Data can be viewed in different layouts by checking out layout-specific branches:

incoming
the unextracted archives, as downloaded from the UK Biobank (e.g. zip files)
incoming-native
the extracted files in the original layout provided by the UK Biobank
incoming-bids
if enabled, the extracted files converted to a BIDS(-like) layout

Bulk File

The required bulk file lists all participant IDs and data field IDs that are available for download for an approved application. These participant IDs and data field IDs are then used as input for the ukb-init command.

To generate a bulk file, follow the UK Biobank accessing data guide to first download the main dataset and then generate a bulk file. Section 3.2.2 of this document explains how to create modality specific bulk files (e.g. participant IDs for all those with T1 structural brain images).

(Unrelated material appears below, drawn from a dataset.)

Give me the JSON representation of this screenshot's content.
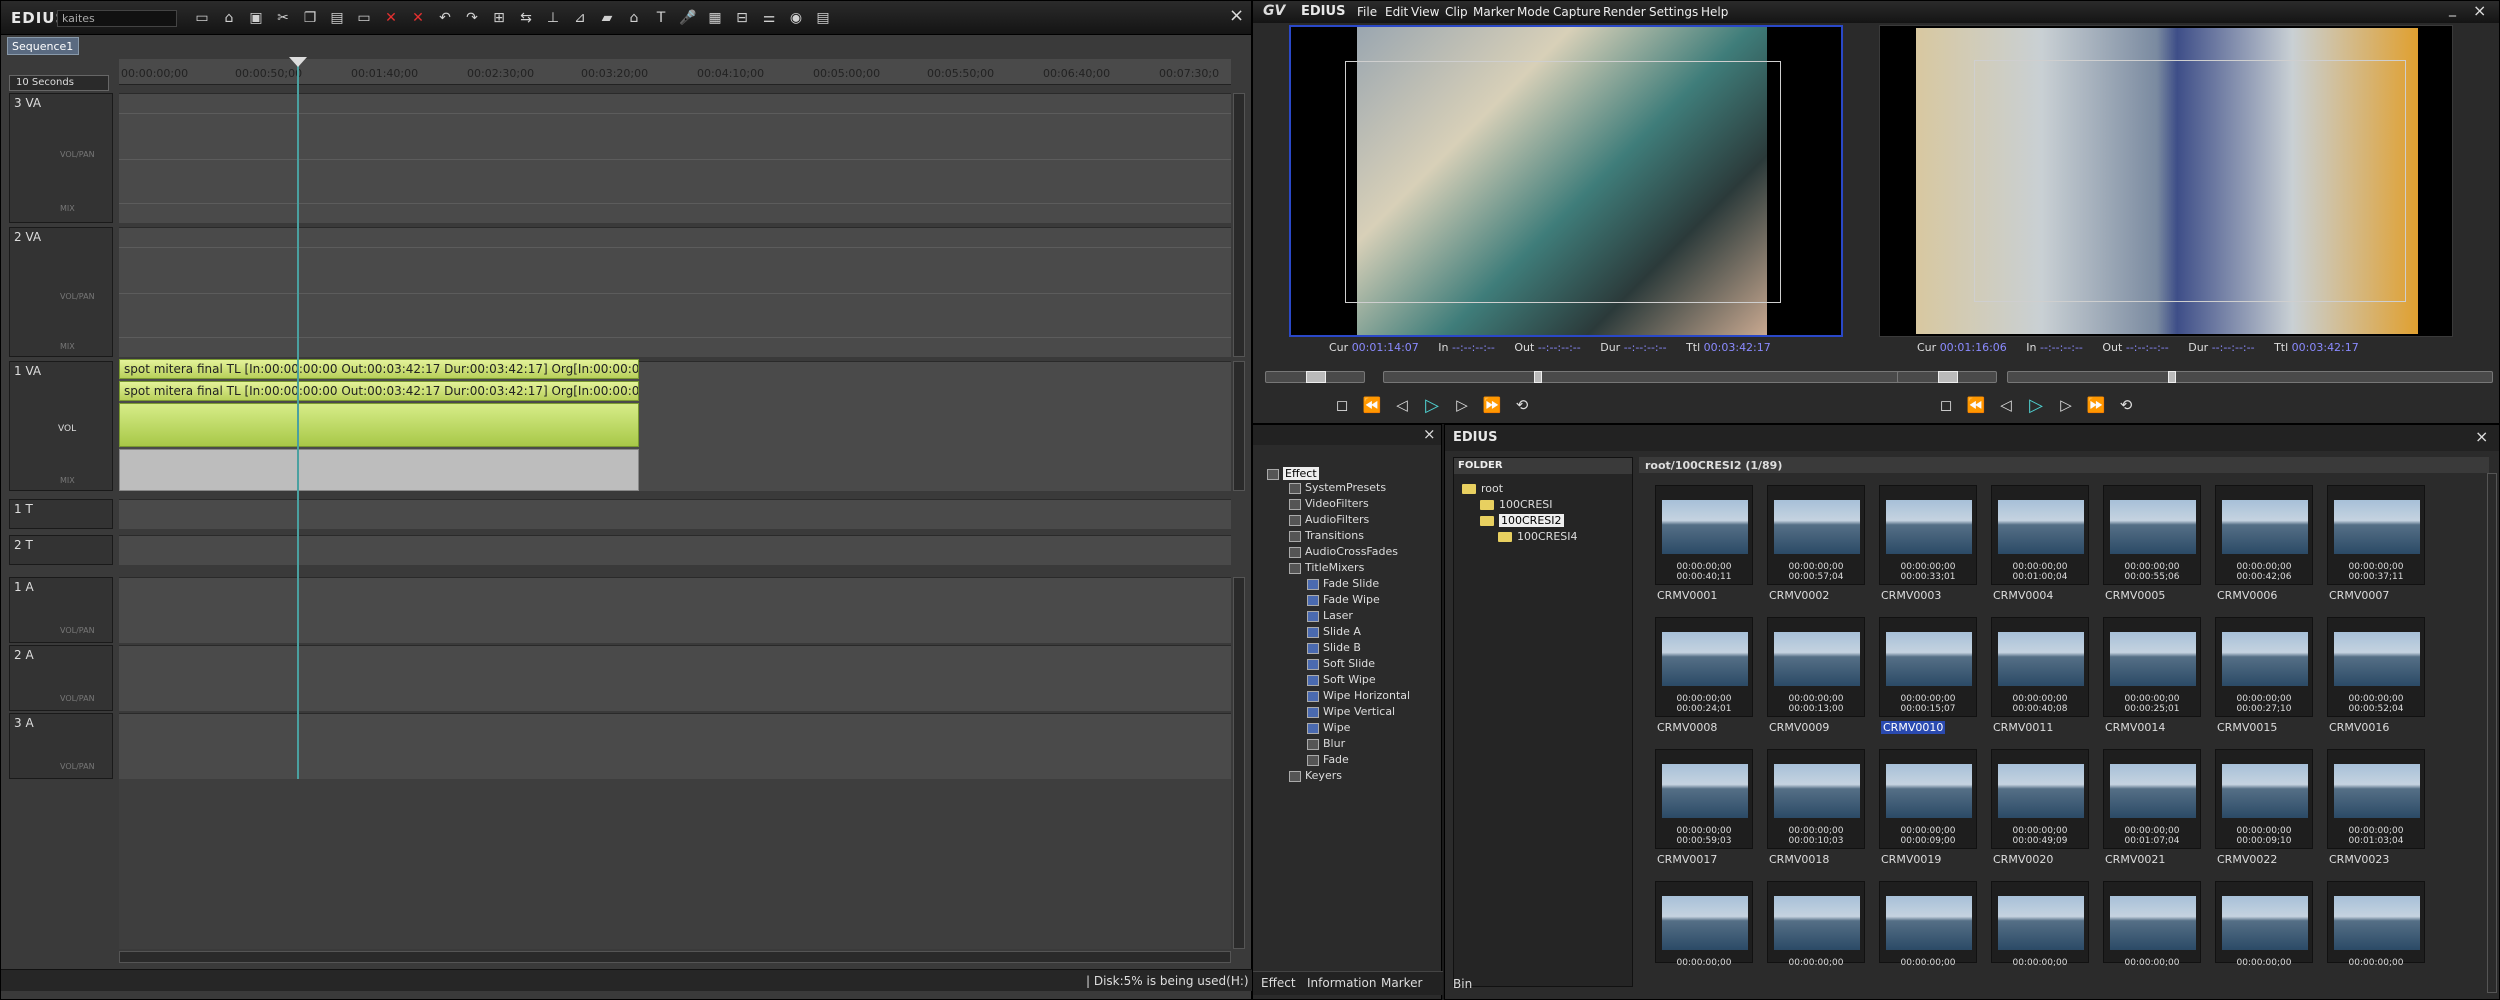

Once a bulk file is created, it can be parsed to extract the desired participant and data field IDs for download with datalad-ukbiobank.

Snippet of a bulk file:

1002532 20227_2_0
1002532 20227_3_0
1002532 20249_2_0
1002532 20249_3_0
1002532 20250_2_0
1002532 20250_3_0
1003339 20251_2_0
1003339 20251_3_0
1003339 20252_2_0
1003339 20252_3_0
1003339 20253_2_0
1003339 20253_3_0
Participant ID
These are unique to each application/project (e.g. 1002532).
Data field IDs
Indicates the data type (e.g. 20227 = NIFTI functional rest image), instance index (e.g. 2 = first imaging visit), and array index (e.g. 0). The instance index distinguishes data that were gathered at different times (sessions). The array index indicates if multiple pieces of data were gathered at the same time. These fields are explained in more detail in section 2.8 of the UK Biobank accessing data guide

ukbfetch

ukbfetch is a tool provided by the UK Biobank. It downloads specified bulk data, and requires authentication with a keyfile. See the ukbfetch documentation for specifics.

datalad-ukbionbank downloads data with the ukbfetch tool (which must be available in PATH).

The UK Biobank allows multiple downloads in parallel, but limits each application to 10 concurrent downloads.

Note

If you already have UK Biobank archives downloaded, and want to use datalad-ukbiobank without re-downloading everything, you can simply replace ukbfetch with a script to obtain the relevant files from where they are located.